The book is devoted to Pope Benedict’s controversial 2006 Regensburg address on faith, reason, and the university.
Archbishop Gerhard Ludwig Müller was bishop of Regensburg at the time of the address.
“At the lesson in Regensberg Benedict XVI once again highlighted the syntheses of faith and reason and of freedom and love – four concepts that today's secularized world would like to claim for itself, while at the same time refusing to recognize the Church's right to present herself as a meaningful source of life,” Archbishop Müller writes in Ampliare l'orizzonte della ragione.
“Those who do not believe in Christ as the one mediator of salvation are proud of it and accuse the Church of the constraint of consciences and of spiritual imperialism. However whenever Christians and their choice of faith are involved, this tolerance, raised to the absolute in a pluralistic vision of the world, is lacking.”
Archbishop Müller adds:
Relativism applied to the truth is not only unphilosophical reasoning but indeed inevitably results in intolerance of God.

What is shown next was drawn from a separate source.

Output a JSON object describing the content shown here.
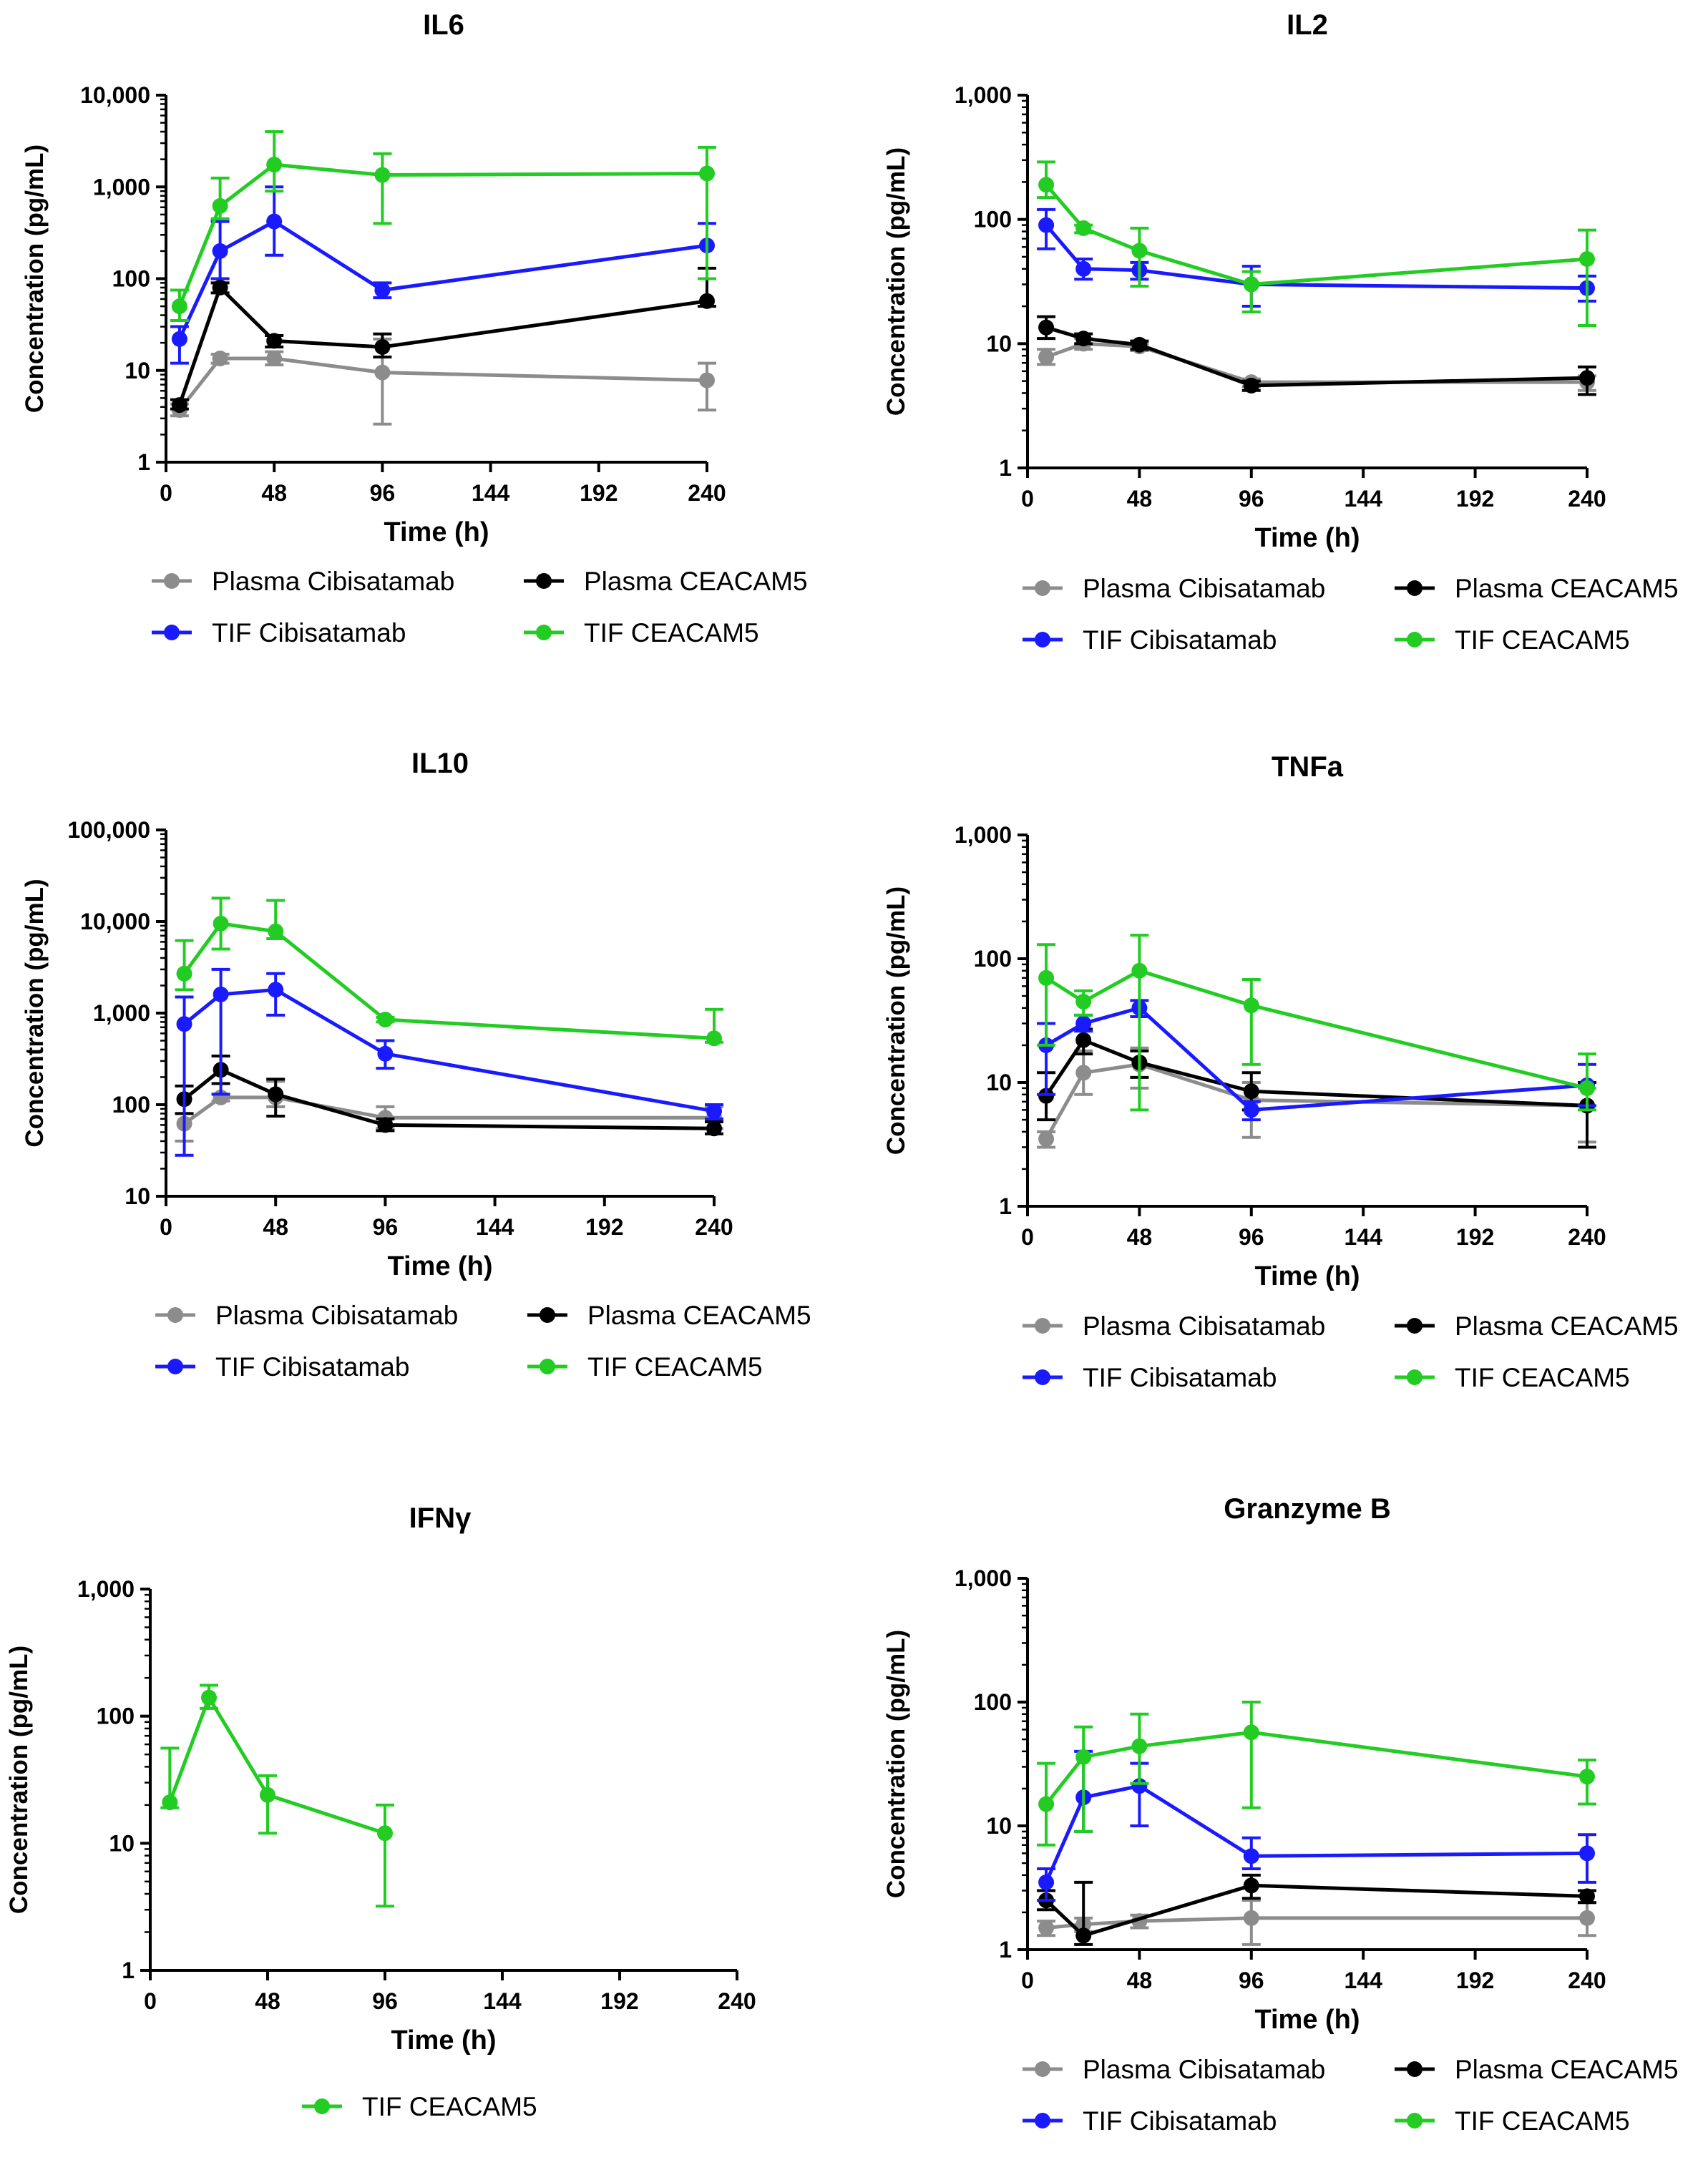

The central pronouncements on God, Jesus Christ and the Church are considered, at most, as the subculture of a religiously motivated group. God becomes an “ideal,” to be used for the edification or education of humankind. Jesus Christ becomes a particularly suitable “case” to serve as a model for society's morals, and the Church is a voluntary union of people who have gathered together (similar to an association), with their own subjective opinions on religion.